Your letter begins on a chumsy note – "I think I would enjoy meeting you" – but it's plain from the start that your "private" e-mail (all 1,100 words of it) is just between you, Benny and the rest of the world.

"Your skills play into the hands of people who are out to remove me and WikiLeaks from the world. I believe that you should reconsider your involvement in this enterprise," you write, adding that you don't think much of the DreamWorks research department either:

"There are dozens of positive books about WikiLeaks, but DreamWorks decided to base its script only on the most toxic. So toxic is the first book selected by DreamWorks that it is distributed to U.S. military bases as a mechanism to discourage military personnel from communicating with us."

Julian, we get that you're tired of being painted as a radical threat to national securities worldwide. But enough with the melodramatic letters, already. You're starting to sound like Sinead O'Connor's open letters to Miley Cirus here and here, or even worse, the spoof.

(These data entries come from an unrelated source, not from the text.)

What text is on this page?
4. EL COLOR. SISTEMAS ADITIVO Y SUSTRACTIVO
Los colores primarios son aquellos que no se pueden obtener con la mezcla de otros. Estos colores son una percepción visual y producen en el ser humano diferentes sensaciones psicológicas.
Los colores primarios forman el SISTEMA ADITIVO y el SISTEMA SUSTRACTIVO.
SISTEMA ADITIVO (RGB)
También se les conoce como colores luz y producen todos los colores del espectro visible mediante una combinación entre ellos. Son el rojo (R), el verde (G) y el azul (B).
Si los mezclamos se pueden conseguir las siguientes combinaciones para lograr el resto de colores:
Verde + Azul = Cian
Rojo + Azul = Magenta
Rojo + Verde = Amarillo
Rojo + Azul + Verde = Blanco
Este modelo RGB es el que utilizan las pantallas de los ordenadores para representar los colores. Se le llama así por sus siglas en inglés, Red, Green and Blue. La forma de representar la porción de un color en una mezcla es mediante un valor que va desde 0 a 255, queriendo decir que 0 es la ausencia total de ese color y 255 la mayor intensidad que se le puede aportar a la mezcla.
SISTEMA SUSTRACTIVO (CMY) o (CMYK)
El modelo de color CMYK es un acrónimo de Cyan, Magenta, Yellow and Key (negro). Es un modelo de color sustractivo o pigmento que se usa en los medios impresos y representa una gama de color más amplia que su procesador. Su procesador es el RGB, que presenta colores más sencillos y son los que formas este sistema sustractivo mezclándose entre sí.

Check out the tone of your communication to Cumberbatch: "You will be used, as a hired gun, to assume the appearance of the truth in order to assassinate it. To present me as someone morally compromised and to place me in a falsified history. To create a work, not of fiction, but of debased truth."

Does that sound like a personal e-mail or an open letter to you?

As Guardian columnist Stuart Heritage pointed out, open letters – such as Martin Luther King's Letter from a Birmingham Jail – can change the world, but only if they are used judiciously. "Real empowerment comes from picking your targets," Heritage wrote.

And to paraphrase him, chances are that Cumberbatch doesn't give an expletive about you.

So, Julian, if you really want to take on DreamWorks, why not pitch your argument against the WikiLeaks film as an op-ed in a traditional forum for griping about injustice, such as a newspaper?

Oh, we forgot. That's not your style.